1. "L'architecture est une expression de la culture."

C'est l'article 1er de la loi du 3 janvier 1977, le plus symbolique, qui fédère l'ensemble des dispositions inscrites dans le texte, visant toutes à garantir la "qualité architecturale" du cadre de vie. Il se poursuit ainsi: "la création architecturale, la qualité des constructions, leur insertion harmonieuse dans le milieu environnant, le respect des paysages naturels ou urbains ainsi que du patrimoine sont d'intérêt public. Les autorités habilitées à délivrer le permis de construire ainsi que les autorisations de lotir s'assurent, au cours de l'instruction des demandes, du respect de cet intérêt." Après une longue marche engagée en 1969 par un rapport du préfet Paira au ministre Malraux, la qualité architecturale est enfin reconnue comme un droit en 1977. Désormais, "l'intérêt public est examiné et sanctionné dans le Code de l'urbanisme à l'occasion de la délivrance du permis de construire par la vérification de la qualité architecturale, du respect du patrimoine et de l'environnement", précise Florence Contenay, ancienne présidente de l'Institut français d'architecture.

 

2. La mission des architectes sanctuarisée... mais bornée

Les architectes voient, avec la loi de 1977, leur mission sanctuarisée. L'article 3 du texte précise en effet que "quiconque désire entreprendre des travaux soumis à une autorisation de construire doit faire appel à un architecte pour établir le projet architectural faisant l’objet de la demande de permis de construire. [...] Cette obligation n’exclut pas le recours à un architecte pour des missions plus étendues". L'architecte est désormais obligatoirement responsable de la conception du projet (sauf dans le cas des constructions agricoles), un privilège qui ne concerne pas la construction de l'ouvrage, laquelle peut être confiée à d'autres. Par ailleurs, le monopole est borné par l'établissement d'un seuil –170 m2 Shon–  en deçà duquel il n'est pas obligatoire de recourir à un architecte. Celui-ci a été modifié par la loi du 7 juillet 2016, qui l'établit désormais à 150 m2 de surface plancher.

 

3. La création des CAUE

Action majeure de la loi de 1977 sur le volet culturel, la création, par l'article 6, des conseils d'architecture, d'urbanisme et de l'environnement (CAUE) vise à diffuser sur tout le territoire "l’information, la sensibilité et l’esprit de participation du public dans le domaine de l’architecture, de l’urbanisme et de l’environnement". Créés dans chaque département, sous la forme d'une association offrant des services gratuits, les CAUE ont pour mission de "contribuer à la formation et au perfectionnement des maîtres d'ouvrage, des professionnels et des agents des administrations et des collectivités qui interviennent dans le domaine de la construction". Anticipant sur la politique de décentralisation des années 1980-1990, les "architectes aux pieds nus" des CAUE sont les "enfants prodiges de la loi de 1977", selon Florence Contenay.
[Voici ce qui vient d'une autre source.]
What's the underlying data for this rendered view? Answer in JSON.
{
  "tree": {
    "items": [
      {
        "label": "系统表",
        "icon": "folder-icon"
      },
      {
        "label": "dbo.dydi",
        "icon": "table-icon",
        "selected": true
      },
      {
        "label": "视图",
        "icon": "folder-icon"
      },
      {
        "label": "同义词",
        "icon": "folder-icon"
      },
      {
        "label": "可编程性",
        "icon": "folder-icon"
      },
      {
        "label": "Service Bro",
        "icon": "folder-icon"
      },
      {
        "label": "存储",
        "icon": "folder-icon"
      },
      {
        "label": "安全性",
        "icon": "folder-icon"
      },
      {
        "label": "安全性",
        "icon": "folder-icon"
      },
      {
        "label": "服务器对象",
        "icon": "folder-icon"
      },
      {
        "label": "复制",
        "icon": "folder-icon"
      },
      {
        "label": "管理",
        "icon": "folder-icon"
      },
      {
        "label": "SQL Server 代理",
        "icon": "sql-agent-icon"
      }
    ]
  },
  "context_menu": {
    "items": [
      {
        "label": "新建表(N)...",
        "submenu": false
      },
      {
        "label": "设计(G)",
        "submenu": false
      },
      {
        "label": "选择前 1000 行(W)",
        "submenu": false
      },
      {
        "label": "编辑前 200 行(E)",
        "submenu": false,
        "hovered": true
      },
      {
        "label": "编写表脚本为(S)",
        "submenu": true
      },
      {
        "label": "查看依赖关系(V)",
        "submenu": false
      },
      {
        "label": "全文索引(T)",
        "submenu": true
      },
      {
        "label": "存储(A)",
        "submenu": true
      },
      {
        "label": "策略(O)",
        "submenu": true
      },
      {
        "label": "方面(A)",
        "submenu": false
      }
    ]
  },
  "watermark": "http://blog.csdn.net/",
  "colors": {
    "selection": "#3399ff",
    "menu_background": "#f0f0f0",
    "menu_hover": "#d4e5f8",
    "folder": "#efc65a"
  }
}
Ils sont également investis d'une mission de sensibilisation auprès du grand public: lorsqu'une personne souhaite édifier pour elle-même une construction en deçà du seuil de recours obligatoire à un architecte, les CAUE doivent être consultés et leur avis, figurer dans le dossier de permis de construire (article 31).

 

4. L'organisation de la profession

"Les personnes physiques inscrites à un tableau régional d'architectes peuvent seuls porter le titre d'architecte", dit l'article 9. Une part importante de la loi de 1977 est consacrée à l'organisation de la profession, notamment à l'attribution du titre d'architecte au lendemain de mai 1968 et de l'effondrement de la formation aux Beaux-Arts (de nombreux maîtres d'œuvre seront inscrits au tableau régional de l'Ordre des architectes sous le titre d'"agréé en architecture", dans les mois suivant le vote de la loi, selon une procédure de reconnaissance de qualification). Il est aussi question des formes d'activité avec, dans l'article 12, la reconnaissance des sociétés d'architecture dont plus de la moitié du capital social doit être détenue par les architectes. Enfin, le Conseil supérieur et les conseils régionaux de l'Ordre institués par la loi du 31 décembre 1940 sont abrogés par la loi de 1977 et remplacés par un Conseil national et de nouveaux conseils régionaux. Mais si le nom change, leur mission est consolidée: ils concourent toujours à la représentation de la profession auprès des pouvoirs publics et assurent la tenue du tableau régional des architectes.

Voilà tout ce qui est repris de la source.